In August 2016, while performing at the Edinburgh Festival he was described as a "former panto star" by The Guardian. However The Guardian joined The London Standard in giving his show a positive review.
 He is currently working again as a comedian after a hiatus following allegations of sexual assault.

===Radio host===
In 2017, it was announced that Porter would be joining Today FM and taking over the 12pm-2:30pm slot. Porter's show commenced on Monday 13 February 2017.

===Television presenting===
On 8 October 2017, Porter presented the new series of Blind Date on TV3.

On 18 November 2017 the Metro and the Irish edition of The Times reported that Porter has been subject to four allegations from people within the comedy industry of sexual misconduct. On the same day his radio employer Today FM released a statement saying that they had spoken with Porter and his management team concerning the allegations.
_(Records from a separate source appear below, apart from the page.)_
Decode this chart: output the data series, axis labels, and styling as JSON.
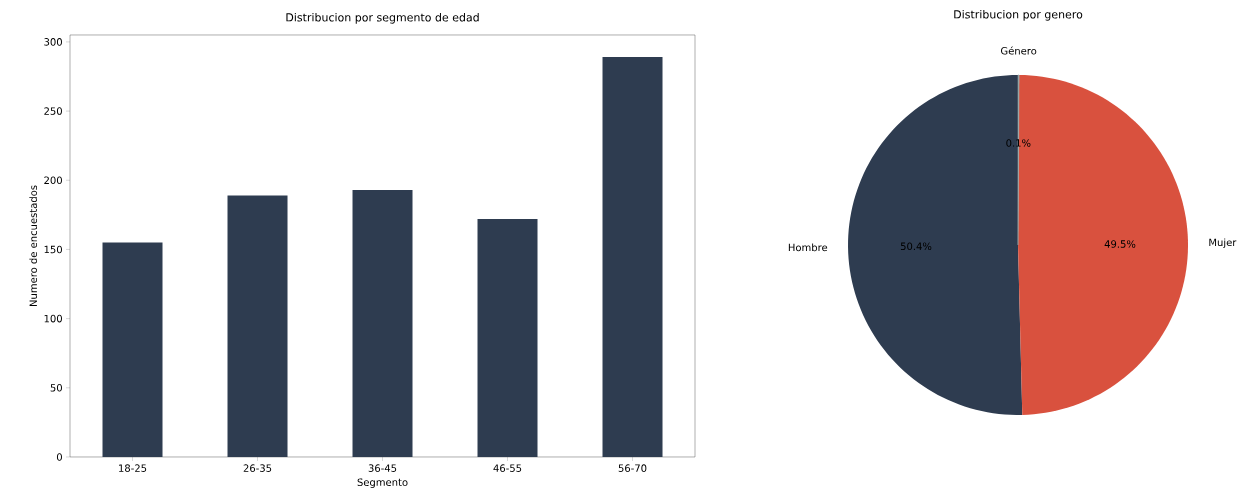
{
  "chart_data": [
    {
      "type": "bar",
      "title": "Distribucion por segmento de edad",
      "xlabel": "Segmento",
      "ylabel": "Numero de encuestados",
      "categories": [
        "18-25",
        "26-35",
        "36-45",
        "46-55",
        "56-70"
      ],
      "values": [
        155,
        189,
        193,
        172,
        289
      ],
      "color": "#2e3c50",
      "ylim": [
        0,
        305
      ],
      "yticks": [
        0,
        50,
        100,
        150,
        200,
        250,
        300
      ]
    },
    {
      "type": "pie",
      "title": "Distribucion por genero",
      "categories": [
        "Hombre",
        "Mujer",
        "Género"
      ],
      "values": [
        50.4,
        49.5,
        0.1
      ],
      "colors": [
        "#2e3c50",
        "#d9513e",
        "#95a5a6"
      ],
      "value_labels": [
        "50.4%",
        "49.5%",
        "0.1%"
      ]
    }
  ]
}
Later that day a spokesperson for Porter said he has agreed to "take some personal time from his lunchtime radio show."

The following day Porter revealed that he resigned from Today FM, with immediate effect, and that he was "completely taken aback by reports in the media". He also expressed his gratitude to Today FM, the Olympia Panto and TV3 for granting him “the space and time” to deal with the situation.

Porter was accused of sexually assaulting a patient at St Patrick's University Hospital during an October 2015 visit, though two investigations revealed no evidence of sexual assault, Porter released a statement expressing that he was pleased with the findings. The Gardaí investigated an alleged sexual assault against a male in his late teens in 2016. In November 2019, this charge was dropped.

==Obstructing arrest==
On 6 October 2019, Al Porter was arrested in the early morning for obstructing an arrest on Camden Street. A group of young men began shouting at Gardaí on patrol in Wexford Street. Gardaí stopped the men and were arresting one of them when Porter intervened saying "No" and "he did not think he should be arrested". He was arrested for "interfering with the arrest". His defence council said that he was "trying to be the peacemaker" and that it was "a momentary aberration". He pleaded guilty to obstructing arrest and Judge Flann Brennan said that in mitigation the defendant pleaded guilty at the first opportunity and he was very apologetic. He also noted that the defendant had no prior convictions and had not come to further Garda attention. He warned Porter “Mr Kavanagh, don’t do anything as foolish as this again, mind your own business in future”. He also said "I will find the facts proven and dismiss. This is the only time I will give you a chance”. Al Porter thanked the judge and left the court.